Response surface methodology (RSM) and artificial neural network (ANN) simulations for thermal flow hybrid nanofluid flow with Darcy-Forchheimer effects

Abstract

The goal of this study is to examine the radiative properties of a Cu−Al2O3/water hybrid nanofluid with respect to joule heating and suction effects over a stretched sheet. The copper and aluminium oxide nanoparticles are used to increase the thermal impact of water base fluid. The Darcy-Forchheimer theory is used to endorse the inertial and porous media effects and makes the model more interesting from the physical scenario. The partial differential equations (PDEs) are converted to nonlinear ordinary differential equations (ODEs) through similarity transformation and then numerically solved using the shooting technique with the assistance of a built-in function in Maple software. The impacts of relevant parameters on temperature and velocity profiles, as well as local Nusselt number and skin friction, are discussed. A derivative-based sensitivity analysis is performed to determine different values of physical parameters that affect response functions (skin friction coefficient, Nusselt number) under a given set of assumptions.
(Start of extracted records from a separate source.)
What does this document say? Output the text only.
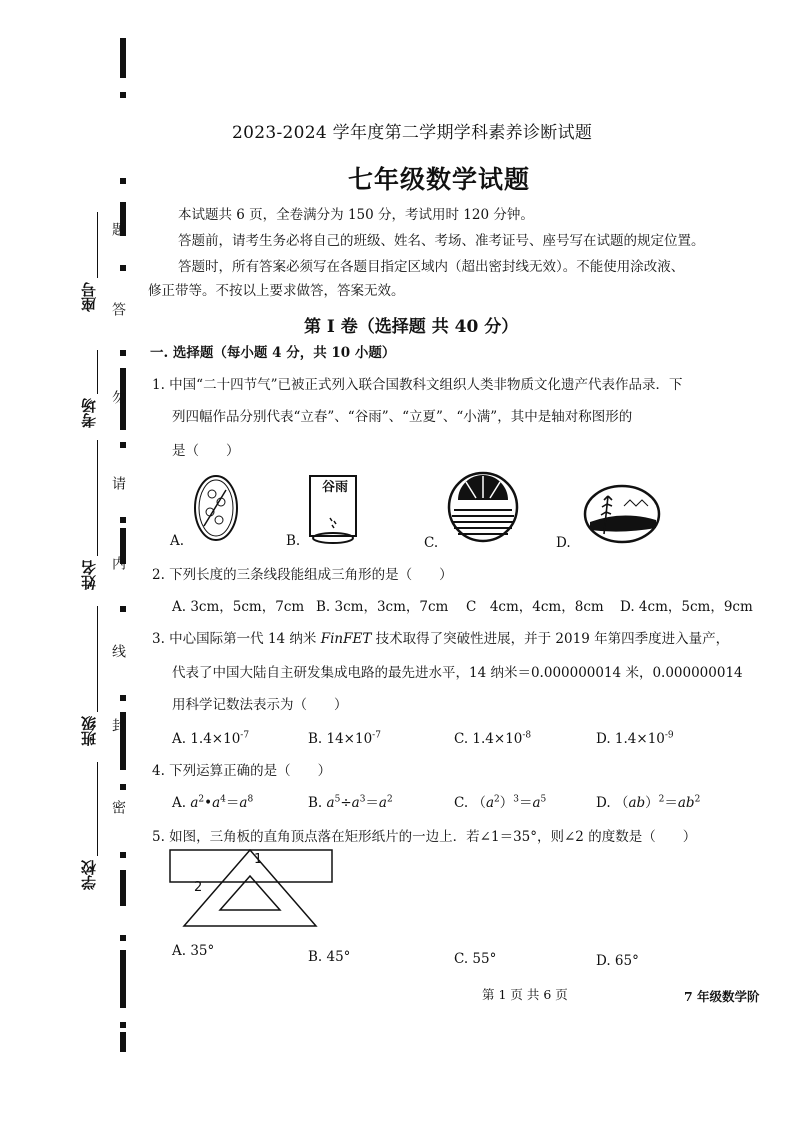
题
答
勿
请
内
线
封
密
座号
考场
姓名
班级
学校
2023-2024 学年度第二学期学科素养诊断试题
七年级数学试题
本试题共 6 页，全卷满分为 150 分，考试用时 120 分钟。
答题前，请考生务必将自己的班级、姓名、考场、准考证号、座号写在试题的规定位置。
答题时，所有答案必须写在各题目指定区域内（超出密封线无效）。不能使用涂改液、
修正带等。不按以上要求做答，答案无效。
第 I 卷（选择题 共 40 分）
一. 选择题（每小题 4 分，共 10 小题）
1. 中国“二十四节气”已被正式列入联合国教科文组织人类非物质文化遗产代表作品录．下
列四幅作品分别代表“立春”、“谷雨”、“立夏”、“小满”，其中是轴对称图形的
是（　　）
谷雨
A.	B.	C.	D.
2. 下列长度的三条线段能组成三角形的是（　　）
A. 3cm，5cm，7cm B. 3cm，3cm，7cm C　4cm，4cm，8cm D. 4cm，5cm，9cm
3. 中心国际第一代 14 纳米 FinFET 技术取得了突破性进展，并于 2019 年第四季度进入量产，
代表了中国大陆自主研发集成电路的最先进水平，14 纳米＝0.000000014 米，0.000000014
用科学记数法表示为（　　）
A. $1.4\times 10^{-7}$	B. $14\times 10^{-7}$	C. $1.4\times 10^{-8}$	D. $1.4\times 10^{-9}$
4. 下列运算正确的是（　　）
A. $a^2•a^4=a^8$	B. $a^5\div a^3=a^2$	C. $(a^2)^3=a^5$	D. $(ab)^2=ab^2$
5. 如图，三角板的直角顶点落在矩形纸片的一边上．若∠1＝35°，则∠2 的度数是（　　）
1
2
A. 35°	B. 45°	C. 55°	D. 65°
第 1 页 共 6 页	7 年级数学阶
The effect of the suction, magnetic, and permeability parameters on the solutions is observed to be significant. On the decreasing surface, an increase in copper nanoparticle volume fractions induces an improvement in local skin friction and a decrease in local Nusselt number. Moreover, in order to predict the skin friction and local Nusselt number, we employed an artificial neural network (ANN). This study revealed that the ANN method can predict skin friction and local Nusselt number (R2=0.98 and R2=0.99 respectively). As a result, this study is useful for engineers and scientists who want to learn about the features of the flow, its behavior, and how to anticipate it.